Wall Street falls, oil rises, ASX retreats
Staff writers
Updated ,first published
Australia’s stock market fell on Monday as conflict in the Middle East continued to cast a heavy shadow over global markets and oil prices rose again.
The S&P/ASX 200 was down 36.1 points, or 0.4 per cent, at 8581 in afternoon trade, with eight of 11 industrial sectors in positive territory. Energy companies rose as oil prices rose and mining stocks lost value.
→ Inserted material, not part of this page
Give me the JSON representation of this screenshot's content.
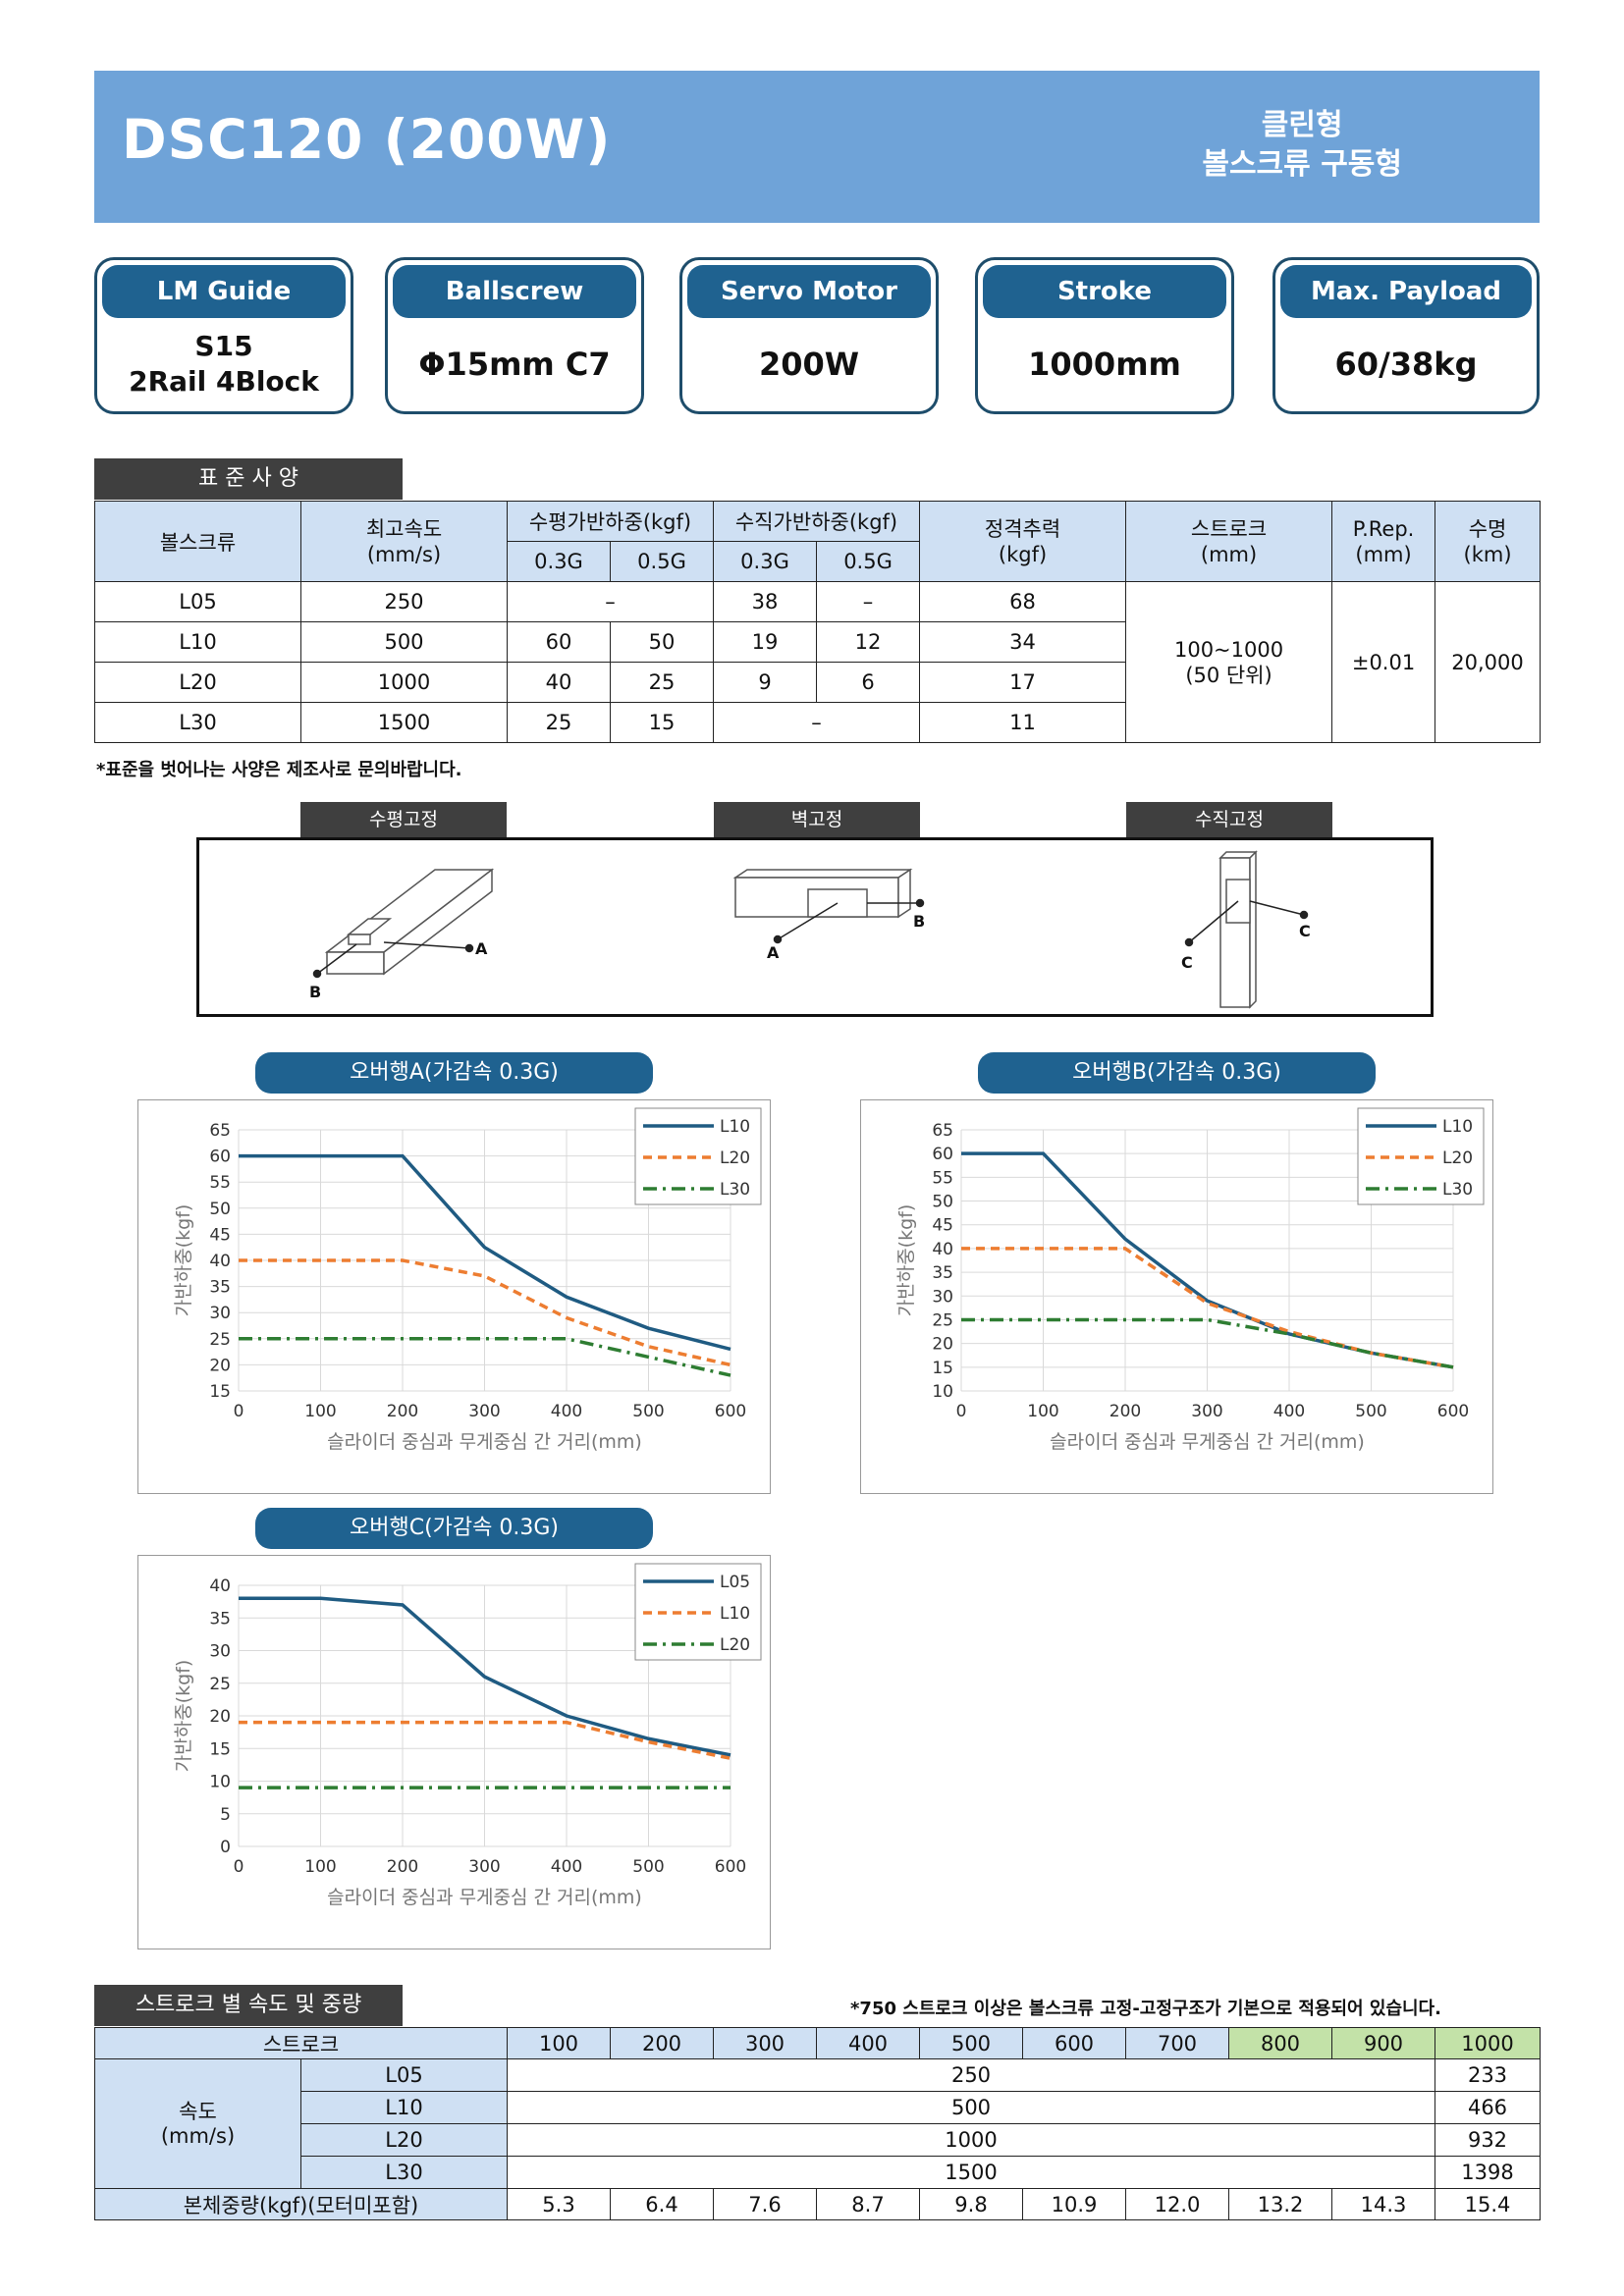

The Central Bank will announce its interest rate decision on Tuesday; Money markets are pricing the probability of a rate hike and further tightening at three out of four.
Oil prices were steady after US attacks on Iran’s main export hub marked a new escalation in the war that has left global customers almost completely cut off from the region’s energy supplies. Brent was trading around $103 a barrel after gaining more than 40 percent in the past two weeks, while West Texas Intermediate was around $98. After the United States attacked military facilities on Kharg Island, which holds the majority of Iran’s oil shipments, the Islamic Republic launched retaliatory attacks against Israel and the Arab countries in the Persian Gulf. Local energy companies are on the rise; Woodside Energy gained 2.5 percent, Santos gained 1.8 percent and Ampol gained 0.6 percent.
Mining stocks were hit after China’s state-backed iron ore trader told steel mills that BHP was temporarily easing restrictions on one of its grades; Rio Tinto fell 1.7 percent, Fortescue fell 3.3 percent, while BHP lost 0.3 percent. Gold miners pulled back as the safe-haven price weakened; Northern Star fell 5.1 percent and Evolution Mining fell 2.8 percent.
ANZ Group gained 0.2 percent, Commonwealth Bank gained 0.6 percent, National Australia Bank gained 0.2 percent and Westpac gained 0.5 percent.
Technology stocks fell; WiseTech fell 1.2 percent, Xero fell 1.8 percent and Technology One fell 2 percent.
On Wall Street, the S&P 500 index fell 0.6 percent on Friday after rising as much as 0.9 percent in early trading. The benchmark index has fallen 3.1 percent so far this year. The Dow Jones finished down 0.3 percent and the Nasdaq composite finished down 0.9 percent. The indices finished the week with their third consecutive weekly loss.
“Everything is traded in crude oil at this point,” said Baird market strategist Michael Antonelli. “We’re basically in a holding pattern until we get hour by hour, day by day news about the conflict in the Middle East.”
Oil prices have been fluctuating since the beginning of the war. Iran’s actions effectively halted cargo traffic in the narrow Strait of Hormuz, through which one-fifth of the world’s oil usually travels. This causes oil producers to cut production because their crude has nowhere to go.
Independent research firm Rystad Energy said that in just over a week since the strait was closed, more than 12 million barrels of oil equivalent had been taken offline each day.
If the war continues to hinder the production and transportation of oil in the Persian Gulf, it could cause a rise in inflation that could harm the global economy.
The Fed’s rate cut could stimulate the economy and job market, but it also has the potential to worsen inflation. The US Federal Reserve is scheduled to hold its next interest rate policy meeting next week. But CME Group said Wall Street traders estimate the chance of a rate cut at less than 1 percent.
A new snapshot of consumer spending on Friday shows inflation rose in January, even before the Iran war caused oil and gas prices to soar.
The Ministry of Commerce said prices increased 2.8 percent in January compared to the previous year. However, excluding the volatile food and energy categories to which the Fed pays closer attention, core prices rose from 3 percent to 3.1 percent in the previous month, the highest level in nearly two years.
Despite this, the report stated that consumers increased their spending at a solid rate of 0.4 percent in January, and their incomes increased at the same pace.
The University of Michigan’s latest consumer sentiment indicator on Friday showed consumer sentiment falling slightly to its lowest level of the year, driven by increases in gasoline prices since the start of the war in Iran.
Wall Street also received an update on how U.S. economic growth fared in the October-December quarter. The economy, which was disrupted by a 43-day government shutdown in the north last fall, grew at a slow 0.7 percent annual rate, down from last month’s initial estimate.